Intervention de Corinne Imbert

Commission des affaires sociales — Réunion du 3 avril 2019 à 9:5
Audition commune sur la stratégie thérapeutique face à la borréliose de lyme : pr christian perronne dr raouf ghozzi dr pierre tattevin Mme Sarah Bonnet pr olivier lesens et pr yves hansmann

Photo de Corinne ImbertCorinne Imbert :

Les traitements antibiotiques ont-ils la même efficacité contre toutes les souches de bactéries responsables de la borréliose ? Il semble que 80 % des patients traités par antibiotiques n'ont pas de rechute. Existe-t-il une littérature scientifique et médicale solide qui plaide pour des traitements antibiotiques et confirme l'absence de la chronicité de la maladie de Lyme ? Les centres dédiés à la maladie de Lyme proposant des consultations pluridisciplinaires se multiplient ; il en existe au moins trois dans la région Grand Est et un vient de s'ouvrir au centre hospitalier intercommunal de Villeneuve-Saint-Georges. Quel bilan dressez-vous de ces initiatives ? Est-il opportun de généraliser ces centres pluridisciplinaires sur le territoire ? On ne sait pas toujours si les patients sont bien atteints de de la maladie de Lyme. Cette maladie est-elle plus patient-dépendante que d'autres maladies provoquées par d'autres agents pathogènes ? Enfin, l'un d'entre vous a évoqué l'intérêt du Fluconazole. La HAS envisage-t-elle de l'intégrer dans ses recommandations ?

Professeur Christian Perronne. - On note le retour de l'industrie pharmaceutique.
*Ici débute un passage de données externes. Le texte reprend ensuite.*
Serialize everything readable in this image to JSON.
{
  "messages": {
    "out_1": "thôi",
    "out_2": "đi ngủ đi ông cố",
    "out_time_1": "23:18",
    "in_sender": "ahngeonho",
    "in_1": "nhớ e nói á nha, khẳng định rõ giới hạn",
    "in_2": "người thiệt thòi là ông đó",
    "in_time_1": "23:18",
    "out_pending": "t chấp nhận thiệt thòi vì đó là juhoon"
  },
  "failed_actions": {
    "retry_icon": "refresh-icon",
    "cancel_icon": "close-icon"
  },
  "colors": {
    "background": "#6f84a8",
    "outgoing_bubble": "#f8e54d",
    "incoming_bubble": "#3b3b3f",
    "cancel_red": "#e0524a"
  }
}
Le gouvernement américain a tapé du poing sur la table en mettant de côté la société américaine de maladies infectieuses car ses recommandations n'étaient pas basées sur les preuves, comme l'ont montré des experts indépendants et la justice américaine. La maladie de Lyme cesse d'être un sujet tabou et intéresse à nouveau l'industrie pharmaceutique. Le gouvernement américain a mis 300 millions de dollars sur la table, c'est la première fois depuis 30 ans. Plusieurs laboratoires aux États-Unis, comme Abbott, veulent développer de nouveaux tests de diagnostic.
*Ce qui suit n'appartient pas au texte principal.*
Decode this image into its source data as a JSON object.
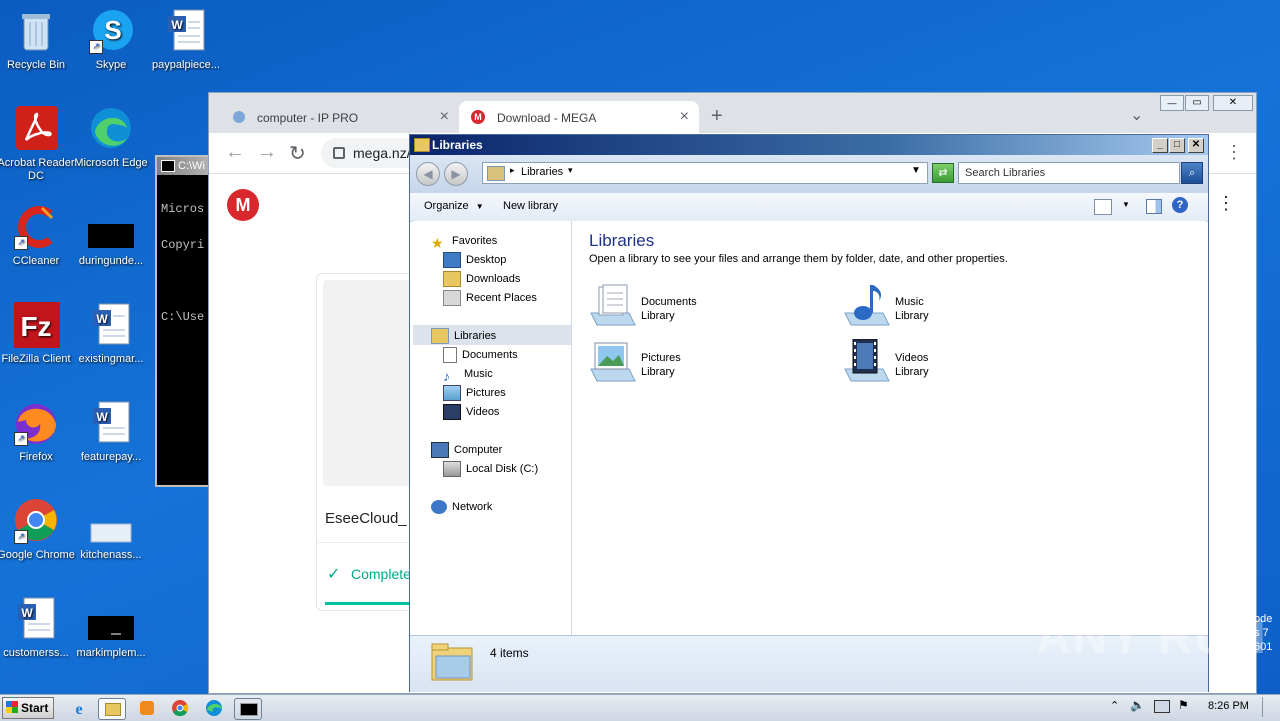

Je suis plus pessimiste pour les antibiotiques : peu de nouvelles molécules sont lancées malheureusement. Les poursuites contre les médecins généralistes restent assez rares mais elles existent toujours. S'il est vrai que certains médecins sont déviants, qui inscrivent de nombreux antibiotiques sur l'ordonnance, pratique que je condamne, la majorité des médecins sont excellents. Il n'est pas juste qu'ils soient traînés dans la boue alors qu'ils ont sauvé des vies. J'ai connu un médecin qui avait guéri des gens paralysés qui étaient en hôpital psychiatrique.

La reconnaissance comme ALD a été évoquée lors de la discussion à la HAS. Elle me semble légitime pour les formes les plus graves. Beaucoup de formes de la maladie sont bénignes : certains patients guérissent tout seuls, d'autres guérissent après trois semaines d'antibiotiques. Mais les incapacités à long terme peuvent être énormes : certaines personnes n'ont pas pu travailler pendant des années, toutefois quand elles retournent au travail, elles sont guéries.

On n'a plus le droit de dire qu'il faut absolument avoir été piqué par une tique pour développer une maladie à tiques. Trois fois sur quatre, une personne qui a une maladie à tiques avérée n'a pas le souvenir d'avoir été piquée car les larves qui mesurent deux ou trois millimètres sont contaminantes. Si elles vous piquent dans les cheveux, dans le dos, dans un pli, vous ne les voyez pas et vous êtes contaminé.

La comparaison avec la syphilis est pertinente. On appelle la maladie de Lyme « la grande simulatrice », comme on appelait la syphilis. Quand j'étais interne, toute personne arrivant à l'hôpital avec un corps au pied ou n'importe quel bobo était soumis à un test de dépistage de la syphilis parce cette maladie était très fréquente. La différence avec la maladie de Lyme, c'est que le test était fiable.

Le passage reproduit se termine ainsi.